Splenic rupture, secondary to G-CSF use for chemotherapy induced neutropenia: a case report and review of literature

  • Nehal Masood1,
  • Asim Jamal Shaikh1Email author,
  • Wasim Ahmed Memon2 and
  • Romana Idress3
Cases Journal20081:418

DOI: 10.1186/1757-1626-1-418

Received: 28 November 2008

Accepted: 24 December 2008

Published: 24 December 2008

Abstract

Introduction

Chemotherapy Induced neutropenia is a frequent and serious complication of cytotoxic cancer treatment.

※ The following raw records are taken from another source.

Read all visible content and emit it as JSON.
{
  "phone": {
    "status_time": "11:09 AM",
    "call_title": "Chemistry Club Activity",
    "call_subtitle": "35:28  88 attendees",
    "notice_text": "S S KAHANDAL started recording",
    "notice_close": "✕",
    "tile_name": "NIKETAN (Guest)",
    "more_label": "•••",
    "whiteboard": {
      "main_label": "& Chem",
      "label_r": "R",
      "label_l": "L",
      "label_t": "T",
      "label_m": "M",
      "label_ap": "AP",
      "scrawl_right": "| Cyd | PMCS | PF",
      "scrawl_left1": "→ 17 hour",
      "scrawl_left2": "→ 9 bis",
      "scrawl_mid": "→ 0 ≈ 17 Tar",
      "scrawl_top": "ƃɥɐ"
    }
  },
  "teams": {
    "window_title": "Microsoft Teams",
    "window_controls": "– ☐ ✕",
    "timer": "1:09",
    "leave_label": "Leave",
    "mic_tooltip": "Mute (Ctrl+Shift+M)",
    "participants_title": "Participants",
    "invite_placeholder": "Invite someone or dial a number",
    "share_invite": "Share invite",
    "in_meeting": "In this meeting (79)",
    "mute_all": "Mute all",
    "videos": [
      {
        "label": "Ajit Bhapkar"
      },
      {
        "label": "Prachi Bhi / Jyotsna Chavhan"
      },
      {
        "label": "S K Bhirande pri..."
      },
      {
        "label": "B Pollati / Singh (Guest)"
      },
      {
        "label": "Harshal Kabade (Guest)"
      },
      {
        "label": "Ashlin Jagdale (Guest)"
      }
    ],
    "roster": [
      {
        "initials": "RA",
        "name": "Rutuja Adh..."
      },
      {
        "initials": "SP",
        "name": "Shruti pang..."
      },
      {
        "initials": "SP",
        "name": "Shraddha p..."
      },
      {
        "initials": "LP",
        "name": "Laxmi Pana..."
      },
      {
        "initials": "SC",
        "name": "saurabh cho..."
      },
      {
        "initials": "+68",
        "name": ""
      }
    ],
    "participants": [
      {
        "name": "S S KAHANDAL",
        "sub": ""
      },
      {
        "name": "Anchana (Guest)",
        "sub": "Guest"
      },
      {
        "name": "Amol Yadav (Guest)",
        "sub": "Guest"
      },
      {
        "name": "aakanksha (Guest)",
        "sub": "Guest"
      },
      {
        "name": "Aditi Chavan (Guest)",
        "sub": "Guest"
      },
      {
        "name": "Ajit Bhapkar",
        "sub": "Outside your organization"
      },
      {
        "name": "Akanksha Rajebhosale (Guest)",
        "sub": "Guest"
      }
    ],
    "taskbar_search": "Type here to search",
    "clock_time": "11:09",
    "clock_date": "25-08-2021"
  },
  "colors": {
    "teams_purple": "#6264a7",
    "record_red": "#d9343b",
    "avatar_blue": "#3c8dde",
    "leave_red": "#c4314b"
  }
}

Granulocyte colony stimulating factors (G-CSF) are frequently used to counter neutropenia, attempt rapid recovery of patients and allow for continuation of treatment without compromise on dose, especially in curative malignancies. Generally regarded as safe, G-CSF use has been very rarely reported to have resulted in serious side effects, such as, splenic rupture.

Case presentation

We are reporting a case of a twenty years old man, who was being treated for T cell acute lymphoblastic leukemia and received colony stimulating factors for treatment of severe neutropenia and suffered from splenic rupture, He was treated with splenectomy.

Conclusion

Although extremely rare, splenic rupture can be a serious and sometimes life threatening complication of high dose colony stimulating factors therapy.

Introduction

One of the most serious toxicity of chemotherapy is neutropenia, a complication that leads to infection, hospitalization, and even death. Dose reduction in subsequent cycles is also one of the compromise which has to be made in anticipation of troublesome neutropenia[1]. G-CSF therapy promote white blood cell (WBC) proliferation, maturation and functional capacity [2], they are widely used to treat myelosupression caused by chemotherapy. By their effect of reducing the duration and severity of neutropenia, G-CSF use allows for continuation of cytotoxic chemotherapy, that is, in order to obtain superior long term results in various cancers[3]. The results of using G-CSF in primary prophylaxis for neutropenia are promising[4], however their effectiveness in treatment of established neutropenia remains controversial[5]. G-CSF use is the cornerstone of therapy, for hematopoietic stem cell mobilization for stem cell transplantation[3]. Therapy with G-CSF is generally regarded as safe, as side effects with doses as high as 600 μg/day, in healthy volunteers have been tolerated safely. Therapy induced high WBC counts tend to abate within 48 hours of withdrawal [6]. Side effects from long-term use as in patients with congenital neutropenia have also been regarded as generally safe with need of stopping therapy arising rarely if ever[7]. Myocardial infarction, stroke and splenic rupture are some of the rare side effects of high dose G-CSF therapy. There are few reported cases of splenic rupture secondary to use of G-CSF so far, most of the reported patients were either healthy donors of stem cell transplant patients or patients undergoing peripheral blood stem cell mobilization for transplant (PBSCT) [2].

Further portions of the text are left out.